I have a simple pub-sub setup on a medium sized network using ZMQ 2.1. Although some subscribers use C # bindings, others use Python bindings, and the problem I came across is the same for.
If I pull the network cable out of the machine the subscriber is working on, I get a fatal error that immediately stops the subscription.
Here is a very simple Python subscriber example (not the actual production code, but enough to reproduce the problem):
import zmq def main(server_address, port): context = zmq.Context() sub_socket = context.socket(zmq.SUB) sub_socket.connect("tcp://" + server_address + ":" + str(port)) sub_socket.setsockopt(zmq.SUBSCRIBE, "KITH1S2") while True: msg = sub_socket.recv() print msg if __name__ == "__main__": main("company-intranet", 4000)
In C #, a program simply ends silently. In Python, at least I get the following:
Assertion failed: rc == 0 (.... \ src \ zmq_connector.cpp: 48)
This application asked Runtime to terminate it in an unusual way. For more information, contact support.
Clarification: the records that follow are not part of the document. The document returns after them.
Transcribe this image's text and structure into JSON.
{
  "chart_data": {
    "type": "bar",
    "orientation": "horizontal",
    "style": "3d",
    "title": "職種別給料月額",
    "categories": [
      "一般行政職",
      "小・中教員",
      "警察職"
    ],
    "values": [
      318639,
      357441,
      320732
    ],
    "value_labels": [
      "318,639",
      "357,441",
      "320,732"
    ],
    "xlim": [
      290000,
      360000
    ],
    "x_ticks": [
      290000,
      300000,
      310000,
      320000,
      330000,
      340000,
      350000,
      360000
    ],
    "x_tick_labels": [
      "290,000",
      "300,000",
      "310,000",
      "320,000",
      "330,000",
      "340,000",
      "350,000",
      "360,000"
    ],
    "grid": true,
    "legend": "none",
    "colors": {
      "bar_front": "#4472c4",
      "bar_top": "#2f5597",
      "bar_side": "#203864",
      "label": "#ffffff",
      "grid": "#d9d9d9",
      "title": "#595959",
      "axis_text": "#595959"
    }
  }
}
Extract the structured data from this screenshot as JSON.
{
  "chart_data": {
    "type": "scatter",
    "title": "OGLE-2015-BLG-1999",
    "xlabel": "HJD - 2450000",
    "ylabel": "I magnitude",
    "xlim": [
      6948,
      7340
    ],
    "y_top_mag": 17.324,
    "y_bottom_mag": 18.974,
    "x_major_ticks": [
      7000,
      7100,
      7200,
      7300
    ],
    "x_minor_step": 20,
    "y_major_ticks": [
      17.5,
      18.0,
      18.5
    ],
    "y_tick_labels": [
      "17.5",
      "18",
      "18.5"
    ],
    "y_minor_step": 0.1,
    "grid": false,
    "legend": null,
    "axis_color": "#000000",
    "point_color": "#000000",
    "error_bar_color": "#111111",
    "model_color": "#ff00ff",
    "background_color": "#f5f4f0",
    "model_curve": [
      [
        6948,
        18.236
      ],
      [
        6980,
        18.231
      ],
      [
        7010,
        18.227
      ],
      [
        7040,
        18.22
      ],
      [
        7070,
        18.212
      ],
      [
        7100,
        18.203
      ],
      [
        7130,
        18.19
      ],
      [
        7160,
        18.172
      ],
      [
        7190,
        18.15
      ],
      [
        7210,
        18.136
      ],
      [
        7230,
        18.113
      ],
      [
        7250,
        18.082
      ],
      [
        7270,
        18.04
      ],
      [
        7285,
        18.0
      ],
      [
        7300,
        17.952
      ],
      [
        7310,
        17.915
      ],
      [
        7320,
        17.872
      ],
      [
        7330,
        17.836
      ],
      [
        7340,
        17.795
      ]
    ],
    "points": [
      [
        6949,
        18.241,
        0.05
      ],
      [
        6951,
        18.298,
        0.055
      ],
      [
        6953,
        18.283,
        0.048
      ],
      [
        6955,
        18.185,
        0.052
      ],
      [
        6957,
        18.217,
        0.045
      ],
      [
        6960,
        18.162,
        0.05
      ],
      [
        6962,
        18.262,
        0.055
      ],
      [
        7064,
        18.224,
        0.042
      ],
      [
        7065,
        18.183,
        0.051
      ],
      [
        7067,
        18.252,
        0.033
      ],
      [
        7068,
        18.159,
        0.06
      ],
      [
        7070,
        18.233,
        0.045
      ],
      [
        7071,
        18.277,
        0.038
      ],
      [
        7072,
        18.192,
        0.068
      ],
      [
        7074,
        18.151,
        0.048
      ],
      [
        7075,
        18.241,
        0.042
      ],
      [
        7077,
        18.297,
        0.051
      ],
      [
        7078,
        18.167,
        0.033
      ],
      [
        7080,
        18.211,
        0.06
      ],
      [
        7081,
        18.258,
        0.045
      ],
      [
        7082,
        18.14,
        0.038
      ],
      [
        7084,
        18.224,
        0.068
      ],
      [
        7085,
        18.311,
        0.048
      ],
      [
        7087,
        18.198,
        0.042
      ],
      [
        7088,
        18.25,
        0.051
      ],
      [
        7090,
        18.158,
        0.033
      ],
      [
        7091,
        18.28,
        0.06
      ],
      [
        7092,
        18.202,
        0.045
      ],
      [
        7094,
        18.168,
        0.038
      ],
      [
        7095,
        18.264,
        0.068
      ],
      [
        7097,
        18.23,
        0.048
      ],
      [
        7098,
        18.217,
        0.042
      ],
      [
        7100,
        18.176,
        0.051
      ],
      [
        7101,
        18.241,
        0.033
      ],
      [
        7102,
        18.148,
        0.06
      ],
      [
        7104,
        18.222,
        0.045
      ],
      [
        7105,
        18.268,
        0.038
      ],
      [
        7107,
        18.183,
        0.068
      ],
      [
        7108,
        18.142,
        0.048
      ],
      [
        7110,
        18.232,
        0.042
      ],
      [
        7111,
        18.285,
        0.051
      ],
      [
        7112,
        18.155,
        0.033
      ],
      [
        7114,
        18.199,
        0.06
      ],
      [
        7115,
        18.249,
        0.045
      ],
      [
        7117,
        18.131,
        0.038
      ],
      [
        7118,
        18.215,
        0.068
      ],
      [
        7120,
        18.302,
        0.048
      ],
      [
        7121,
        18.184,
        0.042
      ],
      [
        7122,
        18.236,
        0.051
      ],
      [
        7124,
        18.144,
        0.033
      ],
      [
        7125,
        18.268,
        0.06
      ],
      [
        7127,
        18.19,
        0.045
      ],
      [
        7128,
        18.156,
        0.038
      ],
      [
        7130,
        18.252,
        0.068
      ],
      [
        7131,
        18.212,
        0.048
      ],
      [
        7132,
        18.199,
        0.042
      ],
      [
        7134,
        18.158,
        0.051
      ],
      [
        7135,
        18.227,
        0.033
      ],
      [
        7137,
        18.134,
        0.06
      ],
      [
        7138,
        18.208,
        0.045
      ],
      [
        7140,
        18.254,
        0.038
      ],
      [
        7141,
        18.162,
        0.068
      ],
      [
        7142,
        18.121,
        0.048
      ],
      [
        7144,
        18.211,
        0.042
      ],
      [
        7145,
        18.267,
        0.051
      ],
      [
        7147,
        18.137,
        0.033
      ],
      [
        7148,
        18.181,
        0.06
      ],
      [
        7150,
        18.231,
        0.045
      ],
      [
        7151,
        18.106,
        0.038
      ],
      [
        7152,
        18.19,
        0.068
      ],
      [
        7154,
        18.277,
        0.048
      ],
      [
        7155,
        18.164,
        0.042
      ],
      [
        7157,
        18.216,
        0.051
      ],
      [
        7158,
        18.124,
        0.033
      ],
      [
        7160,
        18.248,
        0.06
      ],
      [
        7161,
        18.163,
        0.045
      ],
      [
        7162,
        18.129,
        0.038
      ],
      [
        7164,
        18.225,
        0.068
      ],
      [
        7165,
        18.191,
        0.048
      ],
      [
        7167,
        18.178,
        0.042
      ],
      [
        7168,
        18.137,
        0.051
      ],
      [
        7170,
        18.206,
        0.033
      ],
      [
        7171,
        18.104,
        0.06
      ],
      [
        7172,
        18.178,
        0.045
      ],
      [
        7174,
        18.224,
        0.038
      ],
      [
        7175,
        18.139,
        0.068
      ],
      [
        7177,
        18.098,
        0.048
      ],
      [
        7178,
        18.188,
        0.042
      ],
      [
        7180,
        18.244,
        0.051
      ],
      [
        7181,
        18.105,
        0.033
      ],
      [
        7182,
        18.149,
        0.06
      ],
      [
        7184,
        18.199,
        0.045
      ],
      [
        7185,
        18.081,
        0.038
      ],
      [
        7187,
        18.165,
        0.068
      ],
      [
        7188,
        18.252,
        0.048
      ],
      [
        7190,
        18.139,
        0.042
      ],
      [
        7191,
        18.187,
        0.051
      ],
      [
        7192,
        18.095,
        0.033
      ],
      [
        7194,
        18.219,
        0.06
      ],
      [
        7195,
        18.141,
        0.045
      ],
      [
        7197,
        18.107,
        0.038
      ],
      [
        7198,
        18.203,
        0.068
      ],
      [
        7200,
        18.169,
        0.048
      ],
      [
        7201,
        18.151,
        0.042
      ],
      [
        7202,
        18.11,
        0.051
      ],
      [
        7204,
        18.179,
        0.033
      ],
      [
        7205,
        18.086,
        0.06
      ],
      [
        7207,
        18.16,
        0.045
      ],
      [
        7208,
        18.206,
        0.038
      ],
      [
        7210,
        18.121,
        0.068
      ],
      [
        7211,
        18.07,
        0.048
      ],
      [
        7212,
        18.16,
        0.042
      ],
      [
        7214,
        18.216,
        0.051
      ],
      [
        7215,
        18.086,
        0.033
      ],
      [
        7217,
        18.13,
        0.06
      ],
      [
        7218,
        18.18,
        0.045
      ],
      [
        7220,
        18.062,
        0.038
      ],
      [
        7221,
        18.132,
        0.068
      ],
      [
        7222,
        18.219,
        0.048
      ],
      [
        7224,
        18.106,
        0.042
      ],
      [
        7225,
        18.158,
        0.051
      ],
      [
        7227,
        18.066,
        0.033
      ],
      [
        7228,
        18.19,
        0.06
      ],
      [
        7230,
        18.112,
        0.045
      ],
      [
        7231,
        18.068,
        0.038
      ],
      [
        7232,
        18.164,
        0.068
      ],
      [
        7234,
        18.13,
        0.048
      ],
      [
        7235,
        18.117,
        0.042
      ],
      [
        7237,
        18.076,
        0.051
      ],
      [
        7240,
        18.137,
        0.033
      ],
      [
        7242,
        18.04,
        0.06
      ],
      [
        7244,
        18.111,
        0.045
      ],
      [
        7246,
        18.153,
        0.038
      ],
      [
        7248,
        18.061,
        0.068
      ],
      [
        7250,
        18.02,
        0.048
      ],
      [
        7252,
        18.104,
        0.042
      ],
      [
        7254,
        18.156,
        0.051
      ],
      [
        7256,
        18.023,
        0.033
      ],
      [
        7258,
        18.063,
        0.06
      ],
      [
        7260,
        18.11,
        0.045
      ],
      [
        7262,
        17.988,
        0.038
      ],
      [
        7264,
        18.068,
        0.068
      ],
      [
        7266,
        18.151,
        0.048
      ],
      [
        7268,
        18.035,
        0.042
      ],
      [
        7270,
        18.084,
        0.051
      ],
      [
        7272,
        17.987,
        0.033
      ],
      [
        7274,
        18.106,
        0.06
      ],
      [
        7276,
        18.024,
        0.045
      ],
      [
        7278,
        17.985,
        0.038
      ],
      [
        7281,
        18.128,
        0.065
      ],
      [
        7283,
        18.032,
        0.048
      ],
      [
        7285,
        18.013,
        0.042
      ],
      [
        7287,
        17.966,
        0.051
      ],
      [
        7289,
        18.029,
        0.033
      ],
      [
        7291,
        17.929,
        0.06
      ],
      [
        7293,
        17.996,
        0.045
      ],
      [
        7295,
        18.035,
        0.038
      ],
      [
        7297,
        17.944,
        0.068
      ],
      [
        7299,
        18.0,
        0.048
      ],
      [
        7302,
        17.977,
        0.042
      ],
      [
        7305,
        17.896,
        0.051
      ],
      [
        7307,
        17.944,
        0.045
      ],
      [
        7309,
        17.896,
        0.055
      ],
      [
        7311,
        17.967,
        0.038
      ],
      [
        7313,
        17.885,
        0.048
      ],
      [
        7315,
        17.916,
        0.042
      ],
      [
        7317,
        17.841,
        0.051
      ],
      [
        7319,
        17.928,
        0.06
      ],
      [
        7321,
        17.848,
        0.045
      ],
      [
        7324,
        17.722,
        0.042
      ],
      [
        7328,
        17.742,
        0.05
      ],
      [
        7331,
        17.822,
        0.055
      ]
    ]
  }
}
I tried non-blocking versions and poller versions, but anyway this problem with instant termination persists. Is there something obvious that I have to do, but I don't? (That is, obviously to someone else :)).
EDIT:
Found the following: https://zeromq.jira.com/browse/LIBZMQ-207
This seems to be / was a known issue.
Link to other links on Github, where in the changelog for 2.1.10 there is this note:
- Fixed problem 207, approval error in zmq_connecter.cpp: 48, when the incorrect string zmq_connect () is used, or the host name cannot be resolved. Now zmq_connect () call returns -1 in both cases.
Although connect () does throw an Invalid Argument exception in Python (and not C #, apparently?), Recv () still fails. If the subscriber machine suddenly loses the network, this subscriber simply ceases to function.
So - I will try to use IP addresses instead of the named addresses to see if the problem is resolved. Not perfect, but better than insta-crash.